I reckon some of the FTSE 100‘s big banks are looking like big bargains for 2016. But HSBC Holdings (LSE: HSBA) and Standard Chartered (LSE: STAN) aren’t among them. And the reason? In one word, China.
In 2014, around 80% of HSBC’s profits came from Asia and that was mainly Hong Kong, China and economies dependent on them. And at Standard Chartered the figure was similar, again with China and its dependencies making up the bulk. But now? China is in trouble.
A few years ago few of us really understood the extent of the structural problems there. I know I certainly didn’t, and I thought the government’s growth target of 7% per year for the next few years was reasonable. After all, China was opening itself up to private enterprise and the grip of central control was slowly-but-surely loosening.
But no…
Except it wasn’t. Now that economic reality isn’t going as well as the people in control ordered, they’re tightening their grip again. Once the party leaders were extolling the virtues of the country’s fledgling stock market. But now they’re blaming the free market enterprise leaders for a stock market bust that was inevitable after the failure of state-ordered attempts to keep the surges going.
Guo Guangchang, often spoken of as “China’s Warren Buffett“, was once lauded as a champion of China’s push for wealth. But he’s now seen as one of the chief scapegoats for 2015’s stock market crash and has been facing lengthy police questioning.
The BBC’s China editor Carrie Gracie made the point this week that “no economy has achieved high income status with a closed financial system“. And though China’s centrally-controlled capital allocation and state-sponsored stimulus have been responsible for recent annual growth in excess of that 7% per year, it’s hard to avoid the obvious conclusion that capital can’t be allocated efficiently by such means and that centrally-planned growth is just not sustainable.
And that points to the real drag on China’s economy – its state owned enterprises (SOEs).
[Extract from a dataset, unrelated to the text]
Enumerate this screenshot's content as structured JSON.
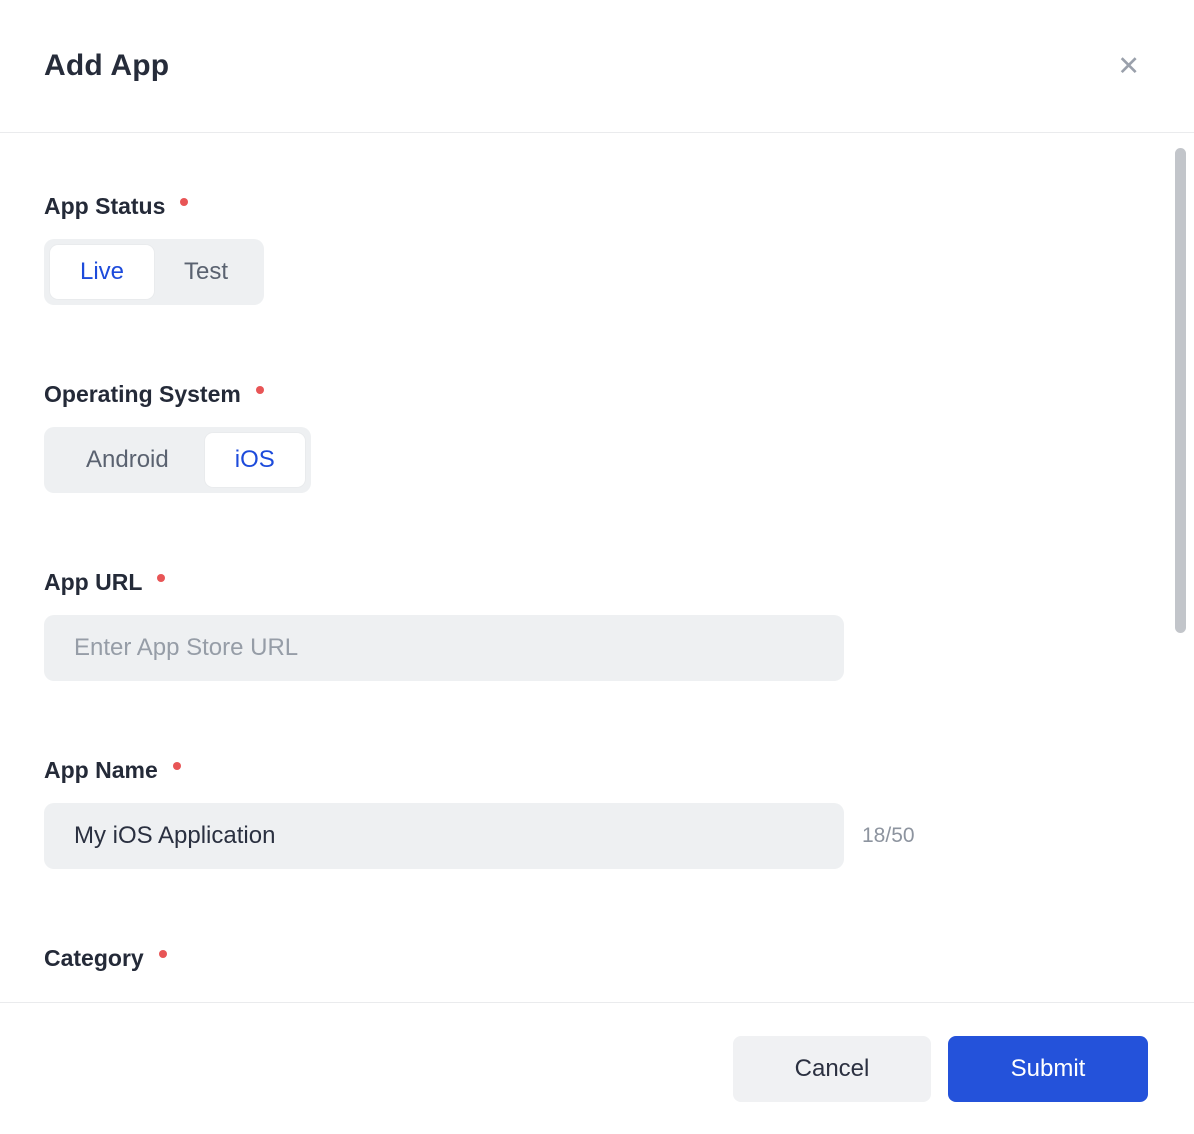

They’re horribly inefficient behemoths, financed in part by forced loans from the country’s banks, bogged down by unserviceable debt, and unable to compete in a free market environment. But getting rid of them isn’t on the table, as they’re what give Beijing’s rulers the economic control that keeps them in power.
Giving up power?
I can’t see the Chinese government accepting the need to wind down its SOEs any time soon, despite the obvious fact that the move from state ownership to private ownership has stimulated genuine long-term economic growth in every country that has tried it. But until it happens, any long-term 7% annual growth target remains an illusion.
And in the meantime, we really can’t tell how much toxic debt (from both state-directed lending and China’s still-overheated property market) banks like HSBC and Standard Chartered really hold. Right now I wouldn’t touch any company heavily invested in China, and certainly not the banks.